Le démon de la discorde (entre les camarades du premier jour) fit le reste.
Moins de huit mois plus tard (30 septembre 1991), l’armée mit fin à l’expérience. Un coup d’état militaire parmi les plus sanglants. Ouf! Les pouvoirs traditionnels avaient eu chaud.
Réfugié d’abord au Venezuela. Puis, tenez-vous bien, à Washington. Oui, dans une volte face historique. Et au nom d’un traité signé quelques mois plus tôt à Santiago (Chili) interdisant le renversement par la force de tout chef d’Etat démocratiquement élu dans le continent.
Retour au pouvoir en 1994, après trois ans en exil.

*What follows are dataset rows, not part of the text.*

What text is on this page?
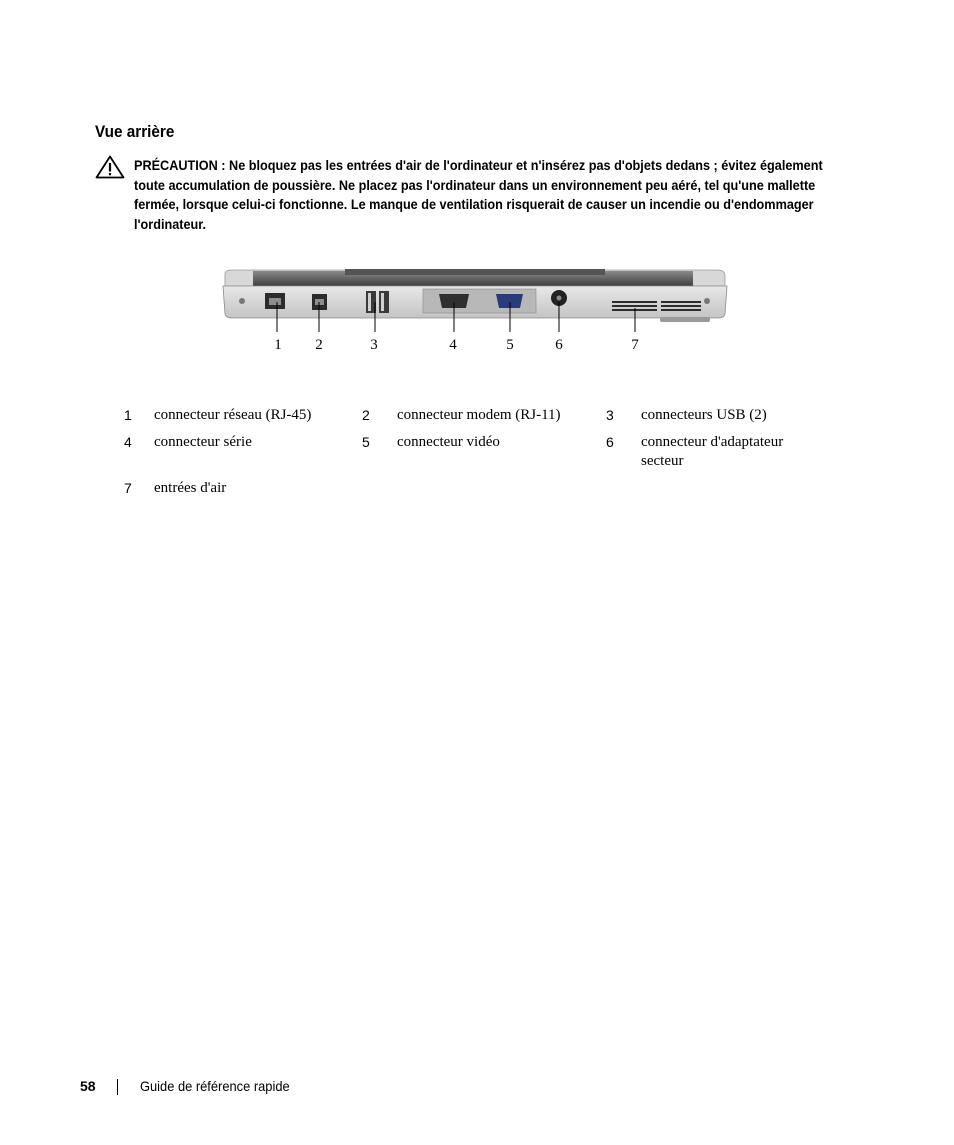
Vue arrière
PRÉCAUTION : Ne bloquez pas les entrées d'air de l'ordinateur et n'insérez pas d'objets dedans ; évitez également toute accumulation de poussière. Ne placez pas l'ordinateur dans un environnement peu aéré, tel qu'une mallette fermée, lorsque celui-ci fonctionne. Le manque de ventilation risquerait de causer un incendie ou d'endommager l'ordinateur.
1 2	3	4	5	6	7
1 connecteur réseau (RJ-45)	2 connecteur modem (RJ-11)	3 connecteurs USB (2)
4 connecteur série	5 connecteur vidéo	6 connecteur d'adaptateur secteur
7 entrées d'air
58	Guide de référence rapide
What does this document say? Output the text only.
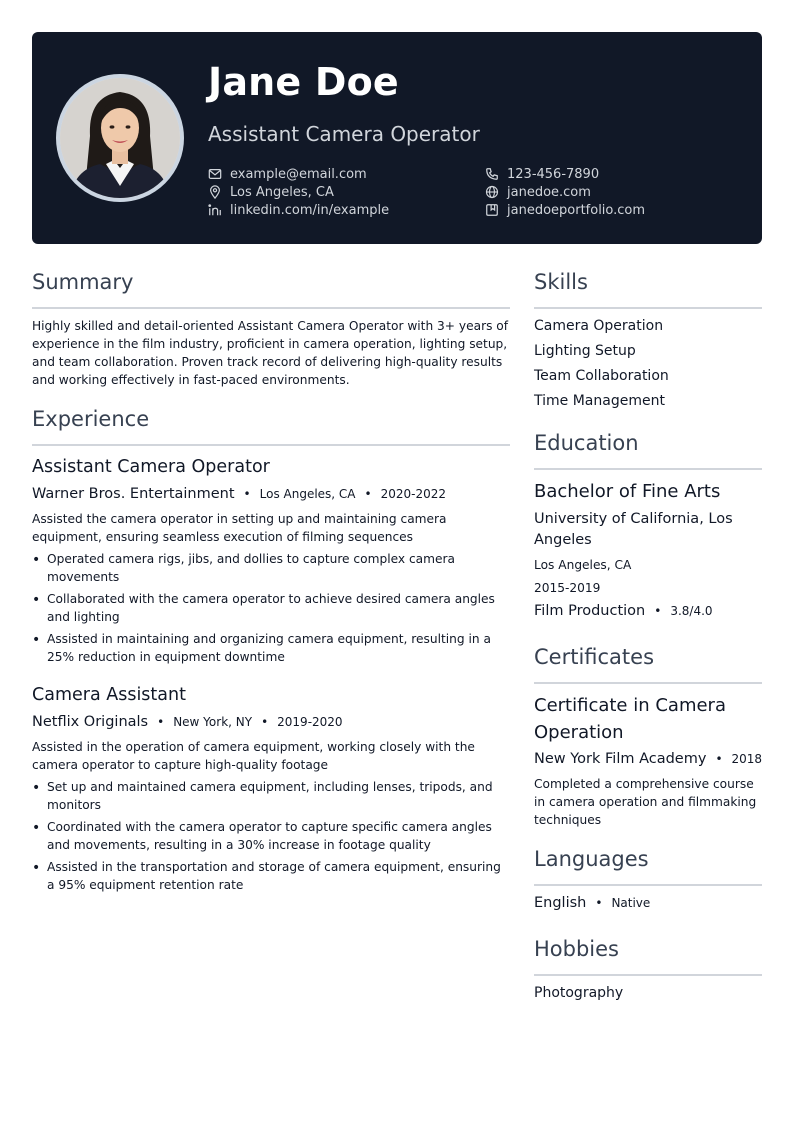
Jane Doe
Assistant Camera Operator
example@email.com
Los Angeles, CA
linkedin.com/in/example
123-456-7890
janedoe.com
janedoeportfolio.com
Summary
Highly skilled and detail-oriented Assistant Camera Operator with 3+ years of experience in the film industry, proficient in camera operation, lighting setup, and team collaboration. Proven track record of delivering high-quality results and working effectively in fast-paced environments.
Experience
Assistant Camera Operator
Warner Bros. Entertainment • Los Angeles, CA • 2020-2022
Assisted the camera operator in setting up and maintaining camera equipment, ensuring seamless execution of filming sequences
• Operated camera rigs, jibs, and dollies to capture complex camera movements
• Collaborated with the camera operator to achieve desired camera angles and lighting
• Assisted in maintaining and organizing camera equipment, resulting in a 25% reduction in equipment downtime
Camera Assistant
Netflix Originals • New York, NY • 2019-2020
Assisted in the operation of camera equipment, working closely with the camera operator to capture high-quality footage
• Set up and maintained camera equipment, including lenses, tripods, and monitors
• Coordinated with the camera operator to capture specific camera angles and movements, resulting in a 30% increase in footage quality
• Assisted in the transportation and storage of camera equipment, ensuring a 95% equipment retention rate
Skills
Camera Operation
Lighting Setup
Team Collaboration
Time Management
Education
Bachelor of Fine Arts
University of California, Los Angeles
Los Angeles, CA
2015-2019
Film Production • 3.8/4.0
Certificates
Certificate in Camera Operation
New York Film Academy • 2018
Completed a comprehensive course in camera operation and filmmaking techniques
Languages
English • Native
Hobbies
Photography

A peine le temps de présider de nouvelles élections qui amenèrent à la première place son dauphin, René Préval.
Il reviendra à la présidence 5 ans plus tard, en 2001.
Le système Aristide …
Mais c’est pendant ces 5 années hors du palais (mais pas sans influence sur la politique en cours) que l’on commence à percer ce que nous appellerons le système Aristide.
Il créa enfin son propre parti politique, Fanmi Lavalas. Puis une fondation qui porte son nom. Puis se lança dans la construction d’une université, d’un hôpital (L’Hôpital de la Paix). Il se dota aussi de ses propres médias (radio et télévision). Etc.
Mais ce ne sont pas des initiatives en l’air comme on en a l’habitude dans le patriarcat traditionnel. La Fondation Aristide établit un système de micro crédit qui s’adresse aux plus défavorisés. L’Université est ouverte aux fils et filles du peuple avec la coopération de Cuba pour les cours académiques et possibilité d’aller y poursuivre des études supérieures. L’hôpital est l’un des mieux organisés du pays. Ce sont des innovations effectives.
Aussi la réponse ne se fait pas attendre: Aristide comprend les douleurs du peuple!